The next stop: Angkor Wat, a temple in Angkor, Cambodia, built for a king in the 12th Century and known as the largest religious monument in the world. It is a huge pyramid temple surrounding by a moat 570 feet wide and about four miles long, along with a number of other temples.
Julie said she found this site most fascinating because archaeologists still were working to uncover the temples, which had been swallowed by jungle. While in Cambodia they also were able to take an elephant ride as a couple.
After leaving Cambodia, they spent one night in China where Julie, though tired, took time to visit the panda compound.
"I was exhausted, but I just could not pass up the pandas," she said.
They also were treated with a delightful surprise: their group became the first tourists to arrive in the country during the Chinese New Year, so journalists there wrote about them and provided translated copies for each person.

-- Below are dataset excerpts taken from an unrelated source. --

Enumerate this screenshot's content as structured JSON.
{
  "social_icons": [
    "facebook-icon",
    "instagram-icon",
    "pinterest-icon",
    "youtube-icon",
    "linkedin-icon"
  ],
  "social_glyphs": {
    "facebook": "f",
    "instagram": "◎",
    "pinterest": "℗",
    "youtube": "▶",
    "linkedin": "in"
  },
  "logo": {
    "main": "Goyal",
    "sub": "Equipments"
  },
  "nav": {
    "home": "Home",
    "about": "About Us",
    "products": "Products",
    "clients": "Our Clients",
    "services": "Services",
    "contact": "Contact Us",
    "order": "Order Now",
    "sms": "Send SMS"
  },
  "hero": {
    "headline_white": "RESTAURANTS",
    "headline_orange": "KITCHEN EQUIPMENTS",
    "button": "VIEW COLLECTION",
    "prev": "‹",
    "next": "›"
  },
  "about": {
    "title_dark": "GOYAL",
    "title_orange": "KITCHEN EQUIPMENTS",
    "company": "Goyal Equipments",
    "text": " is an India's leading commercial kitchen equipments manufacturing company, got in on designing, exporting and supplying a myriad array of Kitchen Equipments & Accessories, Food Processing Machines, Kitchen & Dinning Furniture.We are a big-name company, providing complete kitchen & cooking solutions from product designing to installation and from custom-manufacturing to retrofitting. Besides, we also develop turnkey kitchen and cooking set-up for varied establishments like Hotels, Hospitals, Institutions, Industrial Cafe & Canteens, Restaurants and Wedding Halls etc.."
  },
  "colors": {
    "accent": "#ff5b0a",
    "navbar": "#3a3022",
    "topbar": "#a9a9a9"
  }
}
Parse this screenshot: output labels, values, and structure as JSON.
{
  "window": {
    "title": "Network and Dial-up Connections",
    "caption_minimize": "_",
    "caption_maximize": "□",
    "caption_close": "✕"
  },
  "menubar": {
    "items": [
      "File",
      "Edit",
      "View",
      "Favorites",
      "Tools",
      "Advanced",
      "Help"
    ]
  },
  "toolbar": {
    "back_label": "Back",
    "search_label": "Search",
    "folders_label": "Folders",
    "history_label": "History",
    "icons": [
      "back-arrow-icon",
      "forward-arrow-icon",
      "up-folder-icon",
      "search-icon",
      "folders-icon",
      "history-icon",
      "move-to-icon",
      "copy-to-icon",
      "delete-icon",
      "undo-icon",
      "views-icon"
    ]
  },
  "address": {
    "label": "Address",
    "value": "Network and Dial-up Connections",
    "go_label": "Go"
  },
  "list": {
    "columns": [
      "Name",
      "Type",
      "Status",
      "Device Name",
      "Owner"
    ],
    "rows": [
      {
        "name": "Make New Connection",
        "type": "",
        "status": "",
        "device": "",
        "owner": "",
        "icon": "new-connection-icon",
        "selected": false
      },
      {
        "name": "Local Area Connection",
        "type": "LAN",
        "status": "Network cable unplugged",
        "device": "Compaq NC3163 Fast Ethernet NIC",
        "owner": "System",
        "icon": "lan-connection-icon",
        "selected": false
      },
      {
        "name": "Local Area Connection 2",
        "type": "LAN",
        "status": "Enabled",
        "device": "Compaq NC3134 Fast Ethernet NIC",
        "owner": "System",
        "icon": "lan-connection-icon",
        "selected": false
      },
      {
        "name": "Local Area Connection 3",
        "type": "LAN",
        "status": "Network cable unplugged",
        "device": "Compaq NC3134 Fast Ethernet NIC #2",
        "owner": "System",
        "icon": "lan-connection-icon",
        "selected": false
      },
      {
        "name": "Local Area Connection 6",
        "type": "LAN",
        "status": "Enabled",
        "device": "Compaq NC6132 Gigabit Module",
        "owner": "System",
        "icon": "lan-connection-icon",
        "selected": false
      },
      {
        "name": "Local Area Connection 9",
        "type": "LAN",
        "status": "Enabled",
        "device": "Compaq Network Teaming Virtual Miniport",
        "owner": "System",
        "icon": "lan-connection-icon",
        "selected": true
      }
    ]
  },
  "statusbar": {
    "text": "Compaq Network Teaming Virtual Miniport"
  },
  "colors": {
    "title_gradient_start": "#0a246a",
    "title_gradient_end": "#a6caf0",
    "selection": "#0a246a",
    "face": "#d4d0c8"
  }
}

They had just a brief rest before the group moved on to Lhasa, the traditional capital of Tibet where the altitude, despite the fact that they took medication beforehand, still made many in the group ill. But the snow on the Himalayas was an amazing sight. They visited an orphanage, where children danced for them, and they saw where the Dali Lama lived.
Next on the list, one of the world's most famous structures: the Taj Mahal in India. Mughal Emperor Shah Jahan commissioned this mausoleum, located in Agra, for his favorite wife, Mumtaz Mahal. Construction began in 1632 and was completed about 20 years later.
Julie said the white marble and inlaid tile of the building were beautiful, as was the extravagant hotel where they stayed while in India. But once they left the gates of the Taj, streets were lined with improvershed people living in slums.
"You go in the gate and it's a whole other world," she said.
From the Taj they traveled to a place of equal, though different, granduer: the Serengeti Plain in Africa. They camped in a mobile tent on a mountain, from which they could watch rhinocerouses and other amazing creatures.
"You could hear animals all night long," Julie said.
The plains of Africa were followed by one of the Wonders of the World - the Great Pyramids of Giza in Cairo, Egypt and the Sphinx. Their last stop was Marrakech, a medieval city in Morroco. From there they flew back to Washington, D.C., arriving exhausted, but satisfied.
"It was a good tired though because it was a trip we'll never forget."